Before Dynatrace, we were testing just by trying out the application ourselves and getting a feeling for the performance. That's how it very often would go. You would start up an application and it was judged by the feeling of the person who was using it at that moment in time. That, of course, is not representative of what the actual end-user feeling would be. We were totally blind. We actually need this to be able to be closer to the customer. To really care about the customer, you need to know what he is doing.
Also, incidents are resolved much faster by using Dynatrace. And that's for front-end, because we actually know what is going on. But it's also for server-side incidents where we can see the correlation. Using this solution our MTTR has been lowered by 25 percent. It's pinpointing the actual errors or the actual database calls, so it goes faster. But, of course, you still have to do it. It still needs to be implemented. It doesn't do the implementation work for you.

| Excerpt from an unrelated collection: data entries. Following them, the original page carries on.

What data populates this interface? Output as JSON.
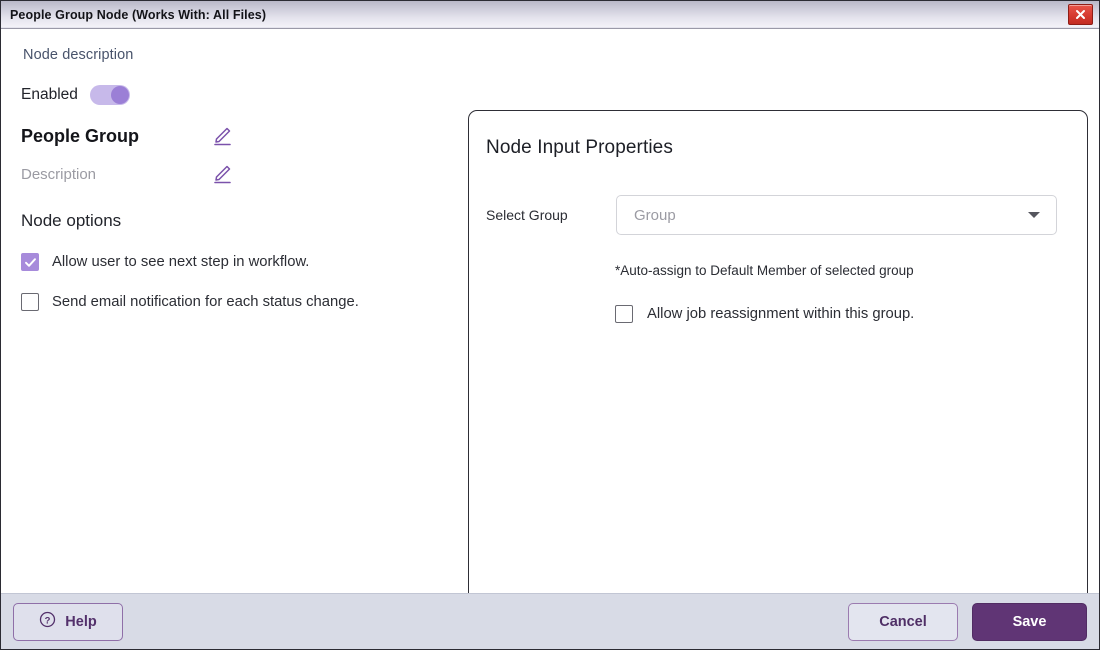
{
  "window": {
    "title": "People Group Node (Works With: All Files)",
    "close_icon": "close-icon"
  },
  "left": {
    "node_description_label": "Node description",
    "enabled_label": "Enabled",
    "enabled_state": "on",
    "node_name": "People Group",
    "node_name_edit_icon": "pencil-icon",
    "node_desc_placeholder": "Description",
    "node_desc_edit_icon": "pencil-icon",
    "node_options_title": "Node options",
    "options": [
      {
        "label": "Allow user to see next step in workflow.",
        "checked": true
      },
      {
        "label": "Send email notification for each status change.",
        "checked": false
      }
    ]
  },
  "panel": {
    "title": "Node Input Properties",
    "select_group_label": "Select Group",
    "select_group_value": "Group",
    "select_group_caret_icon": "chevron-down-icon",
    "hint": "*Auto-assign to Default Member of selected group",
    "reassignment_option": {
      "label": "Allow job reassignment within this group.",
      "checked": false
    }
  },
  "footer": {
    "help_label": "Help",
    "help_icon": "question-circle-icon",
    "cancel_label": "Cancel",
    "save_label": "Save"
  },
  "colors": {
    "accent_purple": "#603575",
    "toggle_track": "#c7b9ea",
    "toggle_knob": "#9b7fd6",
    "checkbox_checked": "#a78bdb",
    "footer_background": "#d8dbe6",
    "close_button_red": "#d63a30"
  }
}
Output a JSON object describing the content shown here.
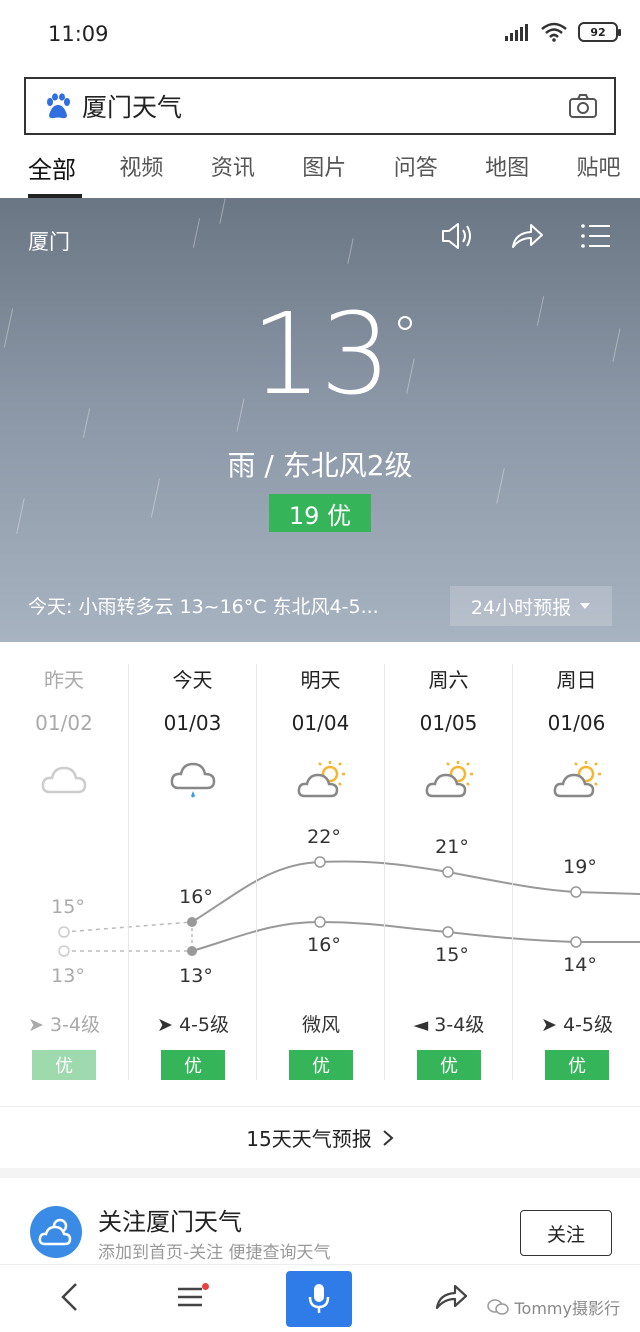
{
  "status_bar": {
    "time": "11:09",
    "battery": "92"
  },
  "search": {
    "query": "厦门天气"
  },
  "tabs": [
    {
      "label": "全部",
      "active": true
    },
    {
      "label": "视频"
    },
    {
      "label": "资讯"
    },
    {
      "label": "图片"
    },
    {
      "label": "问答"
    },
    {
      "label": "地图"
    },
    {
      "label": "贴吧"
    }
  ],
  "weather": {
    "city": "厦门",
    "temperature": "13",
    "condition": "雨 / 东北风2级",
    "aqi": "19 优",
    "today_summary": "今天:  小雨转多云   13~16°C   东北风4-5...",
    "hourly_button": "24小时预报"
  },
  "forecast": [
    {
      "day": "昨天",
      "date": "01/02",
      "high": "15°",
      "low": "13°",
      "wind": "3-4级",
      "aq": "优",
      "icon": "cloud-icon",
      "past": true
    },
    {
      "day": "今天",
      "date": "01/03",
      "high": "16°",
      "low": "13°",
      "wind": "4-5级",
      "aq": "优",
      "icon": "rain-cloud-icon"
    },
    {
      "day": "明天",
      "date": "01/04",
      "high": "22°",
      "low": "16°",
      "wind": "微风",
      "aq": "优",
      "icon": "sun-cloud-icon"
    },
    {
      "day": "周六",
      "date": "01/05",
      "high": "21°",
      "low": "15°",
      "wind": "3-4级",
      "aq": "优",
      "icon": "sun-cloud-icon"
    },
    {
      "day": "周日",
      "date": "01/06",
      "high": "19°",
      "low": "14°",
      "wind": "4-5级",
      "aq": "优",
      "icon": "sun-cloud-icon"
    }
  ],
  "more_link": "15天天气预报",
  "follow": {
    "title": "关注厦门天气",
    "subtitle": "添加到首页-关注 便捷查询天气",
    "button": "关注"
  },
  "watermark": "Tommy摄影行"
}
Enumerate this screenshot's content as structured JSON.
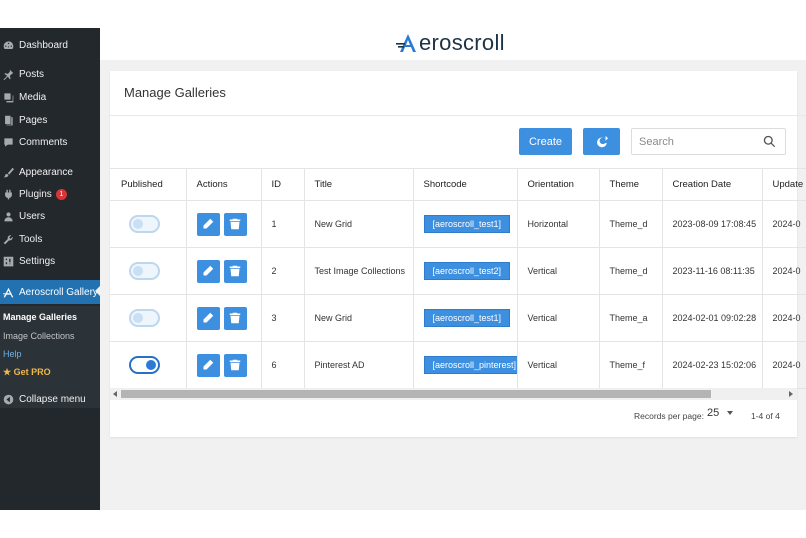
{
  "sidebar": {
    "items": [
      {
        "label": "Dashboard",
        "icon": "dashboard-icon"
      },
      {
        "label": "Posts",
        "icon": "pin-icon"
      },
      {
        "label": "Media",
        "icon": "media-icon"
      },
      {
        "label": "Pages",
        "icon": "pages-icon"
      },
      {
        "label": "Comments",
        "icon": "comment-icon"
      },
      {
        "label": "Appearance",
        "icon": "brush-icon"
      },
      {
        "label": "Plugins",
        "icon": "plug-icon",
        "badge": "1"
      },
      {
        "label": "Users",
        "icon": "user-icon"
      },
      {
        "label": "Tools",
        "icon": "wrench-icon"
      },
      {
        "label": "Settings",
        "icon": "settings-icon"
      },
      {
        "label": "Aeroscroll Gallery",
        "icon": "aeroscroll-icon"
      }
    ],
    "submenu": {
      "manage": "Manage Galleries",
      "collections": "Image Collections",
      "help": "Help",
      "pro": "Get PRO"
    },
    "collapse": "Collapse menu"
  },
  "header": {
    "logo_text": "Aeroscroll"
  },
  "page": {
    "title": "Manage Galleries",
    "create_label": "Create",
    "search_placeholder": "Search"
  },
  "table": {
    "columns": [
      "Published",
      "Actions",
      "ID",
      "Title",
      "Shortcode",
      "Orientation",
      "Theme",
      "Creation Date",
      "Update"
    ],
    "rows": [
      {
        "published": false,
        "id": "1",
        "title": "New Grid",
        "shortcode": "[aeroscroll_test1]",
        "orientation": "Horizontal",
        "theme": "Theme_d",
        "created": "2023-08-09 17:08:45",
        "updated": "2024-0"
      },
      {
        "published": false,
        "id": "2",
        "title": "Test Image Collections",
        "shortcode": "[aeroscroll_test2]",
        "orientation": "Vertical",
        "theme": "Theme_d",
        "created": "2023-11-16 08:11:35",
        "updated": "2024-0"
      },
      {
        "published": false,
        "id": "3",
        "title": "New Grid",
        "shortcode": "[aeroscroll_test1]",
        "orientation": "Vertical",
        "theme": "Theme_a",
        "created": "2024-02-01 09:02:28",
        "updated": "2024-0"
      },
      {
        "published": true,
        "id": "6",
        "title": "Pinterest AD",
        "shortcode": "[aeroscroll_pinterest]",
        "orientation": "Vertical",
        "theme": "Theme_f",
        "created": "2024-02-23 15:02:06",
        "updated": "2024-0"
      }
    ]
  },
  "pagination": {
    "label": "Records per page:",
    "per_page": "25",
    "range": "1-4 of 4"
  },
  "colors": {
    "accent": "#3d8fe0",
    "sidebar": "#23282d",
    "active": "#2271b1"
  }
}
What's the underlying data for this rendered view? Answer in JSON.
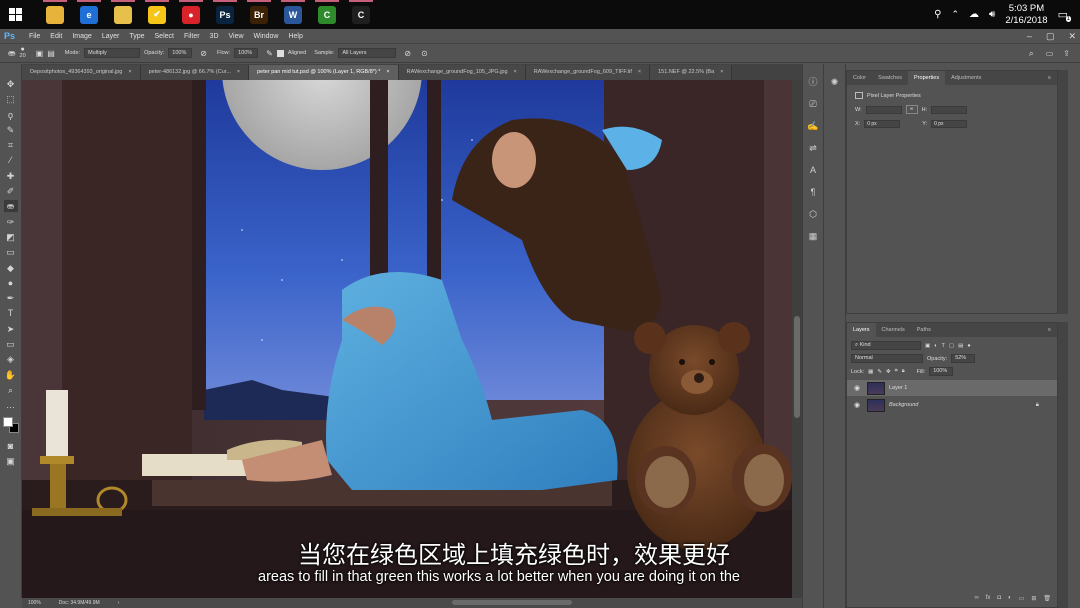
{
  "taskbar": {
    "apps": [
      {
        "name": "chrome-icon",
        "glyph": "",
        "color": "#e8b33a"
      },
      {
        "name": "edge-icon",
        "glyph": "e",
        "color": "#1f6fd6"
      },
      {
        "name": "file-explorer-icon",
        "glyph": "",
        "color": "#e6c04b"
      },
      {
        "name": "norton-icon",
        "glyph": "✔",
        "color": "#f5c518"
      },
      {
        "name": "screencast-icon",
        "glyph": "●",
        "color": "#d8232a"
      },
      {
        "name": "photoshop-icon",
        "glyph": "Ps",
        "color": "#0a2440"
      },
      {
        "name": "bridge-icon",
        "glyph": "Br",
        "color": "#3b2205"
      },
      {
        "name": "word-icon",
        "glyph": "W",
        "color": "#2b579a"
      },
      {
        "name": "camtasia-green-icon",
        "glyph": "C",
        "color": "#2f8a2c"
      },
      {
        "name": "camtasia-icon",
        "glyph": "C",
        "color": "#1f1f1f"
      }
    ],
    "time": "5:03 PM",
    "date": "2/16/2018",
    "tray_badge": "1"
  },
  "menubar": {
    "logo": "Ps",
    "items": [
      "File",
      "Edit",
      "Image",
      "Layer",
      "Type",
      "Select",
      "Filter",
      "3D",
      "View",
      "Window",
      "Help"
    ]
  },
  "options": {
    "brush_size": "20",
    "mode_label": "Mode:",
    "mode_value": "Multiply",
    "opacity_label": "Opacity:",
    "opacity_value": "100%",
    "flow_label": "Flow:",
    "flow_value": "100%",
    "aligned_label": "Aligned",
    "sample_label": "Sample:",
    "sample_value": "All Layers"
  },
  "doc_tabs": [
    {
      "label": "Depositphotos_49364393_original.jpg",
      "active": false
    },
    {
      "label": "peter-486132.jpg @ 66.7% (Cur...",
      "active": false
    },
    {
      "label": "peter pan mid tut.psd @ 100% (Layer 1, RGB/8*) *",
      "active": true
    },
    {
      "label": "RAWexchange_groundFog_105_JPG.jpg",
      "active": false
    },
    {
      "label": "RAWexchange_groundFog_609_TIFF.tif",
      "active": false
    },
    {
      "label": "151.NEF @ 22.5% (Ba",
      "active": false
    }
  ],
  "canvas": {
    "subtitle_cn": "当您在绿色区域上填充绿色时，效果更好",
    "subtitle_en": "areas to fill in that green this works a lot better when you are doing it on the"
  },
  "status": {
    "zoom": "100%",
    "doc": "Doc: 34.9M/49.9M"
  },
  "properties_panel": {
    "tabs": [
      "Color",
      "Swatches",
      "Properties",
      "Adjustments"
    ],
    "active_tab": "Properties",
    "title": "Pixel Layer Properties",
    "w_label": "W:",
    "h_label": "H:",
    "x_label": "X:",
    "x_value": "0 px",
    "y_label": "Y:",
    "y_value": "0 px"
  },
  "layers_panel": {
    "tabs": [
      "Layers",
      "Channels",
      "Paths"
    ],
    "active_tab": "Layers",
    "filter_kind": "Kind",
    "blend_mode": "Normal",
    "opacity_label": "Opacity:",
    "opacity_value": "52%",
    "lock_label": "Lock:",
    "fill_label": "Fill:",
    "fill_value": "100%",
    "layers": [
      {
        "name": "Layer 1",
        "selected": true,
        "locked": false
      },
      {
        "name": "Background",
        "selected": false,
        "locked": true
      }
    ],
    "bottom_icons": [
      "link-icon",
      "fx-icon",
      "mask-icon",
      "adjustment-icon",
      "group-icon",
      "new-layer-icon",
      "trash-icon"
    ]
  },
  "colors": {
    "ui_bg": "#535353",
    "panel_dark": "#464646",
    "ps_blue": "#5eb8ff"
  }
}
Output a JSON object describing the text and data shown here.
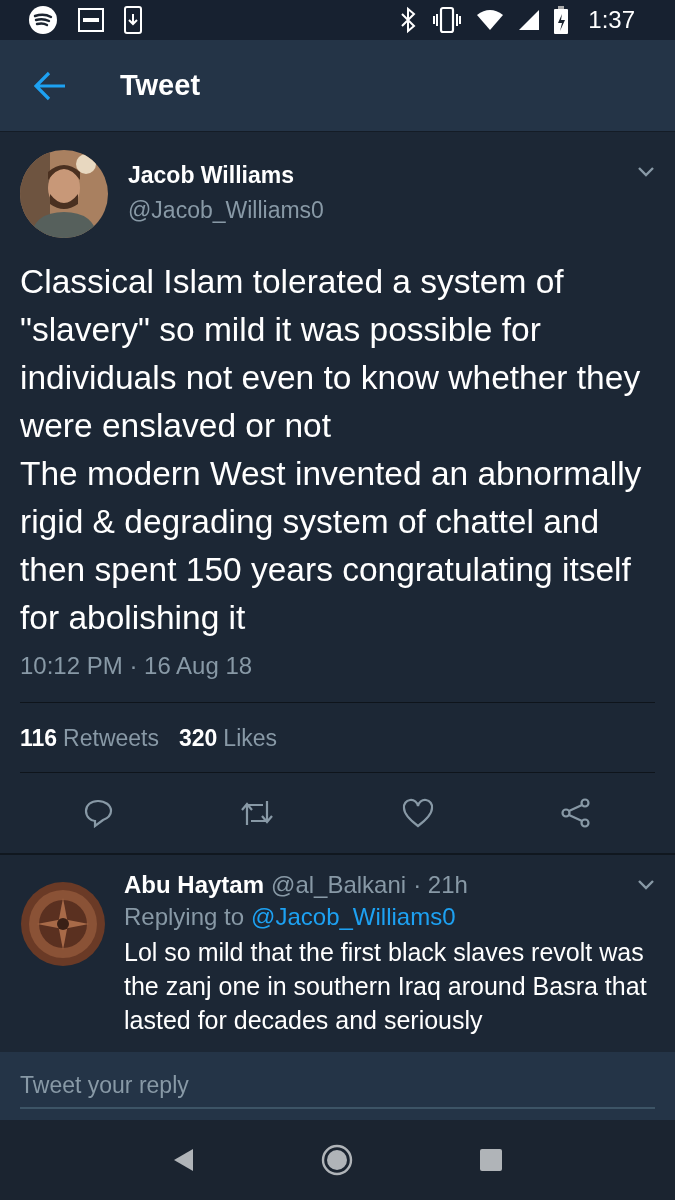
{
  "status_bar": {
    "time": "1:37"
  },
  "header": {
    "title": "Tweet"
  },
  "tweet": {
    "name": "Jacob Williams",
    "handle": "@Jacob_Williams0",
    "paragraphs": [
      "Classical Islam tolerated a system of \"slavery\" so mild it was possible for individuals not even to know whether they were enslaved or not",
      "The modern West invented an abnormally rigid & degrading system of chattel and then spent 150 years congratulating itself for abolishing it"
    ],
    "timestamp": "10:12 PM · 16 Aug 18",
    "stats": [
      {
        "count": "116",
        "label": "Retweets"
      },
      {
        "count": "320",
        "label": "Likes"
      }
    ]
  },
  "reply": {
    "name": "Abu Haytam",
    "handle": "@al_Balkani",
    "time": "· 21h",
    "replying_prefix": "Replying to",
    "replying_to": "@Jacob_Williams0",
    "text": "Lol so mild that the first black slaves revolt was the zanj one in southern Iraq around Basra that lasted for decades and seriously"
  },
  "compose": {
    "placeholder": "Tweet your reply"
  }
}
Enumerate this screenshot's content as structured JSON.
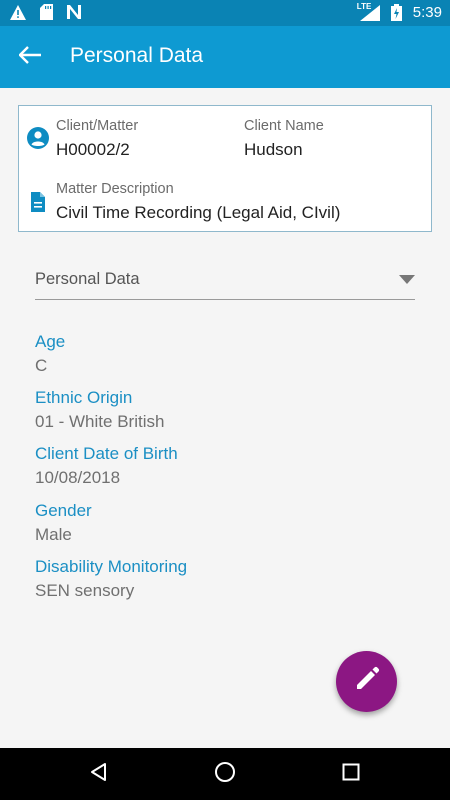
{
  "status_bar": {
    "time": "5:39",
    "network": "LTE",
    "icons": [
      "warning-icon",
      "sd-card-icon",
      "n-notification-icon",
      "signal-icon",
      "battery-icon"
    ]
  },
  "app_bar": {
    "title": "Personal Data",
    "back_icon": "arrow-left-icon"
  },
  "matter_card": {
    "client_matter_label": "Client/Matter",
    "client_matter_value": "H00002/2",
    "client_name_label": "Client Name",
    "client_name_value": "Hudson",
    "matter_description_label": "Matter Description",
    "matter_description_value": "Civil Time Recording (Legal Aid, CIvil)",
    "icons": [
      "account-circle-icon",
      "document-icon"
    ]
  },
  "section_dropdown": {
    "selected": "Personal Data"
  },
  "fields": [
    {
      "label": "Age",
      "value": "C"
    },
    {
      "label": "Ethnic Origin",
      "value": "01 - White British"
    },
    {
      "label": "Client Date of Birth",
      "value": "10/08/2018"
    },
    {
      "label": "Gender",
      "value": "Male"
    },
    {
      "label": "Disability Monitoring",
      "value": "SEN sensory"
    }
  ],
  "fab": {
    "icon": "pencil-icon"
  },
  "nav_bar": {
    "icons": [
      "back-triangle-icon",
      "home-circle-icon",
      "recents-square-icon"
    ]
  },
  "colors": {
    "status_bar": "#0a83b4",
    "app_bar": "#0e9ad2",
    "accent_label": "#1b8fc4",
    "fab": "#8c1783"
  }
}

Root cause detection, how the infrastructure components interact with each other, helps. We know what is going wrong and where to pinpoint it. Before, we needed to fill a room with all the experts. The back-end expert would say, "I'm not seeing anything on the back-end." And the network expert would say, "I'm not seeing anything on the network." When you see the interaction between the different aspects, it's immediately clear you have to search in your Java development, or you have to search in your database, because all the other ones don't have any impact on the performance. You see it in Dynatrace because all the numbers are there. It really helps with that. It also helps to pinpoint which teams should work on the solution. In addition to the fact that it's speeding up the process of finding your root cause, it's also lowering the number of people who need to pay attention to the problem. It's just a single team that we need to work on it. All the rest can go home.
It has decreased our mean time to identification by 90 percent, meaning it only takes us one-tenth of the time it used to, because it immediately pinpoints where the problem is.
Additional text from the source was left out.